Portrait von Marko Martin

Marko Martin ist Schrift­stel­ler und Publi­zist.

Weshalb ist dem so? Claudia Weber macht „Geschichts­tren­nun­gen und Erin­ne­rungs­hier­ar­chien in den his­to­ri­schen Mental Maps“ für diese fatale Sicht­weise ver­ant­wort­lich und kon­sta­tiert – frei­lich eher bedau­ernd als pole­mi­sie­rend: „Selbst das ein­fluss­reichste Werk der ver­gan­ge­nen Jahre – Timothy Snyders aus­ge­zeich­nete Studie zu den Blood­lands – gab das Ver­spre­chen, eine Geschichte des ver­häng­nis­vol­len deutsch-sowje­ti­schen Ent­an­gle­ments zu sein, zuguns­ten der Dar­stel­lung eines Neben­ein­an­ders auf.“

Was deshalb von­nö­ten sei: Eine „Ver­flech­tungs­ge­schichte“, die ein bis heute „west­eu­ro­pä­isch zen­trier­tes Geschichts­bild“ fak­ten­reich hin­ter­fragt und ergänzt.

Mör­de­ri­sches Ping­pong

Was also geschah zwi­schen dem deut­schen Ein­marsch in Polen 1939 und dem Über­fall auf die Sowjet­union zwei Jahre später? In den erst nach dem Zerfall der UdSSR publik gewor­de­nen gehei­men Zusatz­pro­to­kol­len wurde der öst­li­che Teil Polens sowie das Bal­ti­kum Stalins Reich zuge­schla­gen, so dass am 17. Sep­tem­ber 1939  600.000 Sol­da­ten der Roten Armee in diesen Teil Polens ein­mar­schier­ten, während andere Ein­hei­ten die bal­ti­schen Staaten besetz­ten, wo dann auch sogleich die Massen-Liqui­da­tio­nen und Depor­ta­tio­nen nach Sibi­rien ein­setz­ten.
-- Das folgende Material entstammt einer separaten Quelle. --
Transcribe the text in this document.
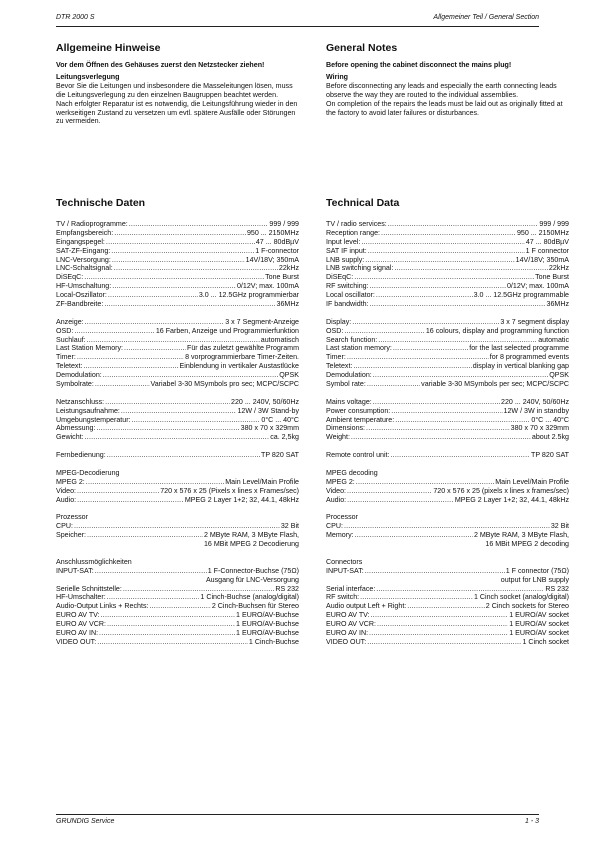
DTR 2000 S	Allgemeiner Teil / General Section
Allgemeine Hinweise

Vor dem Öffnen des Gehäuses zuerst den Netzstecker ziehen!

Leitungsverlegung

Bevor Sie die Leitungen und insbesondere die Masseleitungen lösen, muss die Leitungsverlegung zu den einzelnen Baugruppen beachtet werden.

Nach erfolgter Reparatur ist es notwendig, die Leitungsführung wieder in den werkseitigen Zustand zu versetzen um evtl. spätere Ausfälle oder Störungen zu vermeiden.

General Notes

Before opening the cabinet disconnect the mains plug!

Wiring

Before disconnecting any leads and especially the earth connecting leads observe the way they are routed to the individual assemblies.

On completion of the repairs the leads must be laid out as originally fitted at the factory to avoid later failures or disturbances.

Technische Daten
TV / Radioprogramme: .....	999 / 999
Empfangsbereich: .....	950 ... 2150MHz
Eingangspegel: .....	47 ... 80dBµV
SAT-ZF-Eingang: .....	1 F-connector
LNC-Versorgung: .....	14V/18V; 350mA
LNC-Schaltsignal: .....	22kHz
DiSEqC: .....	Tone Burst
HF-Umschaltung: .....	0/12V; max. 100mA
Local-Oszillator: .....	3.0 ... 12.5GHz programmierbar
ZF-Bandbreite: .....	36MHz
Anzeige: .....	3 x 7 Segment-Anzeige
OSD: .....	16 Farben, Anzeige und Programmierfunktion
Suchlauf: .....	automatisch
Last Station Memory: .....	Für das zuletzt gewählte Programm
Timer: .....	8 vorprogrammierbare Timer-Zeiten.
Teletext: .....	Einblendung in vertikaler Austastlücke
Demodulation: .....	QPSK
Symbolrate: .....	Variabel 3-30 MSymbols pro sec; MCPC/SCPC
Netzanschluss: .....	220 ... 240V, 50/60Hz
Leistungsaufnahme: .....	12W / 3W Stand-by
Umgebungstemperatur: .....	0°C ... 40°C
Abmessung: .....	380 x 70 x 329mm
Gewicht: .....	ca. 2,5kg
Fernbedienung: .....	TP 820 SAT
MPEG-Decodierung
MPEG 2: .....	Main Level/Main Profile
Video: .....	720 x 576 x 25 (Pixels x lines x Frames/sec)
Audio: .....	MPEG 2 Layer 1+2; 32, 44.1, 48kHz
Prozessor
CPU: .....	32 Bit
Speicher: .....	2 MByte RAM, 3 MByte Flash,
16 MBit MPEG 2 Decodierung
Anschlussmöglichkeiten
INPUT-SAT: .....	1 F-Connector-Buchse (75Ω)
Ausgang für LNC-Versorgung
Serielle Schnittstelle: .....	RS 232
HF-Umschalter: .....	1 Cinch-Buchse (analog/digital)
Audio-Output Links + Rechts: .....	2 Cinch-Buchsen für Stereo
EURO AV TV: .....	1 EURO/AV-Buchse
EURO AV VCR: .....	1 EURO/AV-Buchse
EURO AV IN: .....	1 EURO/AV-Buchse
VIDEO OUT: .....	1 Cinch-Buchse
Technical Data
TV / radio services: .....	999 / 999
Reception range: .....	950 ... 2150MHz
Input level: .....	47 ... 80dBµV
SAT IF input: .....	1 F connector
LNB supply: .....	14V/18V; 350mA
LNB switching signal: .....	22kHz
DiSEqC: .....	Tone Burst
RF switching: .....	0/12V; max. 100mA
Local oscillator: .....	3.0 ... 12.5GHz programmable
IF bandwidth: .....	36MHz
Display: .....	3 x 7 segment display
OSD: .....	16 colours, display and programming function
Search function: .....	automatic
Last station memory: .....	for the last selected programme
Timer: .....	for 8 programmed events
Teletext: .....	display in vertical blanking gap
Demodulation: .....	QPSK
Symbol rate: .....	variable 3-30 MSymbols per sec; MCPC/SCPC
Mains voltage: .....	220 ... 240V, 50/60Hz
Power consumption: .....	12W / 3W in standby
Ambient temperature: .....	0°C ... 40°C
Dimensions: .....	380 x 70 x 329mm
Weight: .....	about 2.5kg
Remote control unit: .....	TP 820 SAT
MPEG decoding
MPEG 2: .....	Main Level/Main Profile
Video: .....	720 x 576 x 25 (pixels x lines x frames/sec)
Audio: .....	MPEG 2 Layer 1+2; 32, 44.1, 48kHz
Processor
CPU: .....	32 Bit
Memory: .....	2 MByte RAM, 3 MByte Flash,
16 MBit MPEG 2 decoding
Connectors
INPUT-SAT: .....	1 F connector (75Ω)
output for LNB supply
Serial interface: .....	RS 232
RF switch: .....	1 Cinch socket (analog/digital)
Audio output Left + Right: .....	2 Cinch sockets for Stereo
EURO AV TV: .....	1 EURO/AV socket
EURO AV VCR: .....	1 EURO/AV socket
EURO AV IN: .....	1 EURO/AV socket
VIDEO OUT: .....	1 Cinch socket
GRUNDIG Service	1 - 3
Tat­säch­lich: Eine ver­drängte „Ver­flech­tungs­ge­schichte“. So folgte zum Bei­spiel dem Moskau-Besuch von Nazi-Außen­mi­nis­ter Joachim von Rib­ben­trop die Visite einer offi­zi­el­len Sowjet-Dele­ga­tion im besetz­ten Krakau, um mit dem dor­ti­gen „Gene­ral­gou­ver­neur“ Hans Frank die Details von Bevöl­ke­rungs­um­sied­lun­gen zu bespre­chen, oder ein Treffen von SS und sowje­ti­schem Geheim­dienst NKWD im Tatra-Ort Zako­pane.
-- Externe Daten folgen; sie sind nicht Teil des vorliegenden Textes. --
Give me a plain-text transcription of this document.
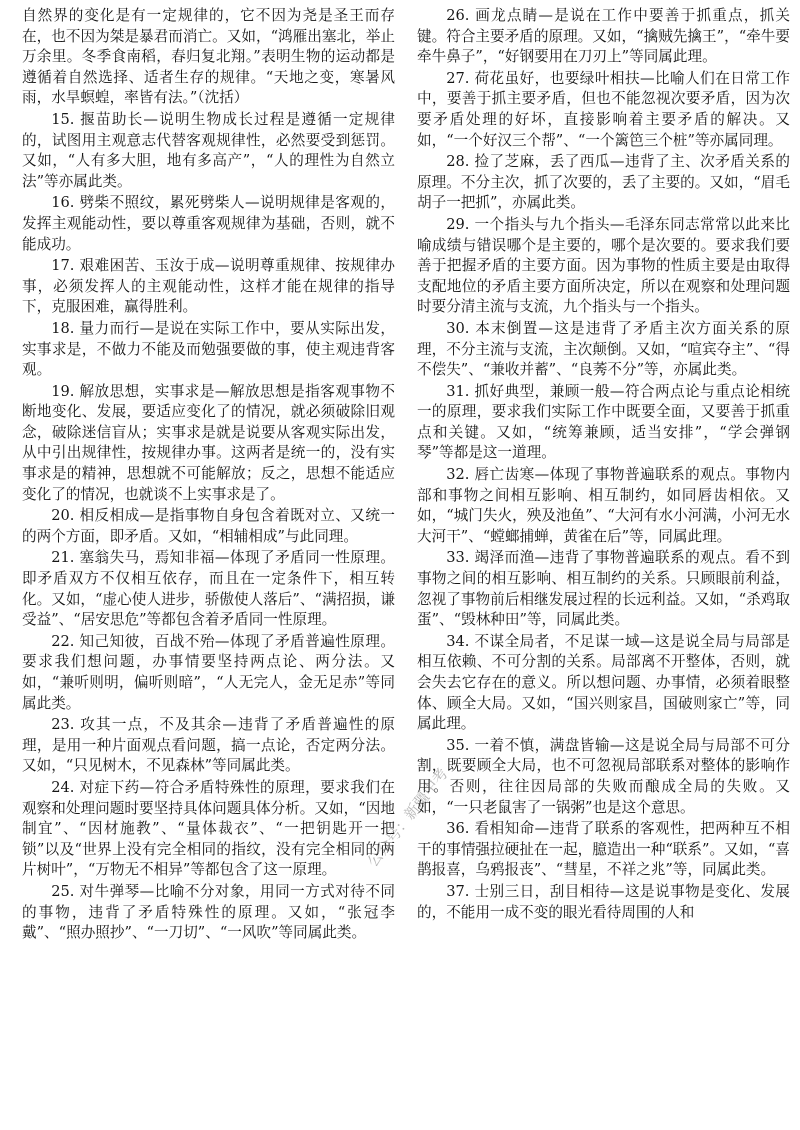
自然界的变化是有一定规律的，它不因为尧是圣王而存在，也不因为桀是暴君而消亡。又如，“鸿雁出塞北，举止万余里。冬季食南稻，春归复北翔。”表明生物的运动都是遵循着自然选择、适者生存的规律。“天地之变，寒暑风雨，水旱螟蝗，率皆有法。”（沈括）

15. 揠苗助长—说明生物成长过程是遵循一定规律的，试图用主观意志代替客观规律性，必然要受到惩罚。又如，“人有多大胆，地有多高产”，“人的理性为自然立法”等亦属此类。

16. 劈柴不照纹，累死劈柴人—说明规律是客观的，发挥主观能动性，要以尊重客观规律为基础，否则，就不能成功。

17. 艰难困苦、玉汝于成—说明尊重规律、按规律办事，必须发挥人的主观能动性，这样才能在规律的指导下，克服困难，赢得胜利。

18. 量力而行—是说在实际工作中，要从实际出发，实事求是，不做力不能及而勉强要做的事，使主观违背客观。

19. 解放思想，实事求是—解放思想是指客观事物不断地变化、发展，要适应变化了的情况，就必须破除旧观念，破除迷信盲从；实事求是就是说要从客观实际出发，从中引出规律性，按规律办事。这两者是统一的，没有实事求是的精神，思想就不可能解放；反之，思想不能适应变化了的情况，也就谈不上实事求是了。

20. 相反相成—是指事物自身包含着既对立、又统一的两个方面，即矛盾。又如，“相辅相成”与此同理。

21. 塞翁失马，焉知非福—体现了矛盾同一性原理。即矛盾双方不仅相互依存，而且在一定条件下，相互转化。又如，“虚心使人进步，骄傲使人落后”、“满招损，谦受益”、“居安思危”等都包含着矛盾同一性原理。

22. 知己知彼，百战不殆—体现了矛盾普遍性原理。要求我们想问题，办事情要坚持两点论、两分法。又如，“兼听则明，偏听则暗”，“人无完人，金无足赤”等同属此类。

23. 攻其一点，不及其余—违背了矛盾普遍性的原理，是用一种片面观点看问题，搞一点论，否定两分法。又如，“只见树木，不见森林”等同属此类。

24. 对症下药—符合矛盾特殊性的原理，要求我们在观察和处理问题时要坚持具体问题具体分析。又如，“因地制宜”、“因材施教”、“量体裁衣”、“一把钥匙开一把锁”以及“世界上没有完全相同的指纹，没有完全相同的两片树叶”，“万物无不相异”等都包含了这一原理。

25. 对牛弹琴—比喻不分对象，用同一方式对待不同的事物，违背了矛盾特殊性的原理。又如，“张冠李戴”、“照办照抄”、“一刀切”、“一风吹”等同属此类。

26. 画龙点睛—是说在工作中要善于抓重点，抓关键。符合主要矛盾的原理。又如，“擒贼先擒王”，“牵牛要牵牛鼻子”，“好钢要用在刀刃上”等同属此理。

27. 荷花虽好，也要绿叶相扶—比喻人们在日常工作中，要善于抓主要矛盾，但也不能忽视次要矛盾，因为次要矛盾处理的好坏，直接影响着主要矛盾的解决。又如，“一个好汉三个帮”、“一个篱笆三个桩”等亦属同理。

28. 捡了芝麻，丢了西瓜—违背了主、次矛盾关系的原理。不分主次，抓了次要的，丢了主要的。又如，“眉毛胡子一把抓”，亦属此类。

29. 一个指头与九个指头—毛泽东同志常常以此来比喻成绩与错误哪个是主要的，哪个是次要的。要求我们要善于把握矛盾的主要方面。因为事物的性质主要是由取得支配地位的矛盾主要方面所决定，所以在观察和处理问题时要分清主流与支流，九个指头与一个指头。

30. 本末倒置—这是违背了矛盾主次方面关系的原理，不分主流与支流，主次颠倒。又如，“喧宾夺主”、“得不偿失”、“兼收并蓄”、“良莠不分”等，亦属此类。

31. 抓好典型，兼顾一般—符合两点论与重点论相统一的原理，要求我们实际工作中既要全面，又要善于抓重点和关键。又如，“统筹兼顾，适当安排”，“学会弹钢琴”等都是这一道理。

32. 唇亡齿寒—体现了事物普遍联系的观点。事物内部和事物之间相互影响、相互制约，如同唇齿相依。又如，“城门失火，殃及池鱼”、“大河有水小河满，小河无水大河干”、“螳螂捕蝉，黄雀在后”等，同属此理。

33. 竭泽而渔—违背了事物普遍联系的观点。看不到事物之间的相互影响、相互制约的关系。只顾眼前利益，忽视了事物前后相继发展过程的长远利益。又如，“杀鸡取蛋”、“毁林种田”等，同属此类。

34. 不谋全局者，不足谋一域—这是说全局与局部是相互依赖、不可分割的关系。局部离不开整体，否则，就会失去它存在的意义。所以想问题、办事情，必须着眼整体、顾全大局。又如，“国兴则家昌，国破则家亡”等，同属此理。

35. 一着不慎，满盘皆输—这是说全局与局部不可分割，既要顾全大局，也不可忽视局部联系对整体的影响作用。否则，往往因局部的失败而酿成全局的失败。又如，“一只老鼠害了一锅粥”也是这个意思。

36. 看相知命—违背了联系的客观性，把两种互不相干的事情强拉硬扯在一起，臆造出一种“联系”。又如，“喜鹊报喜，乌鸦报丧”、“彗星，不祥之兆”等，同属此类。

37. 士别三日，刮目相待—这是说事物是变化、发展的，不能用一成不变的眼光看待周围的人和

公众号：新疆中考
Der nach­fol­gende Mas­sen­mord an 22.00 pol­ni­schen Armee­an­ge­hö­ri­gen im Wald von Katyn erhält dadurch eine zusätz­li­che Schre­ckens­di­men­sion, „denn Geheim­dienst-Chef Beria schlug Stalin die Erschie­ßung der pol­ni­schen Offi­ziere erst vor, nachdem der Versuch, sie auf der Grund­lage des deutsch-sowje­ti­schen Umsied­lungs­ab­kom­mens in das Gene­ral­gou­ver­ne­ment abzu­schie­ben, von den Deut­schen abge­lehnt worden war“. Opfer dieses mör­de­ri­schen Ping­pongs wurden auch jene flie­hen­den pol­ni­schen Juden, die am 2.Dezember 1939 in der pol­ni­schen Klein­stadt Hru­bies­zów „unter den Maschi­nen­ge­wehr­sal­ven der Deut­schen und der sowje­ti­schen Grenz­tru­pepen elendig starben“. Auch dieses Mas­sa­ker hat bislang keinen Eingang in die „Erin­ne­rungs­kul­tur“ gefun­den; kaum jemand kennt den Namen Hru­bies­zów.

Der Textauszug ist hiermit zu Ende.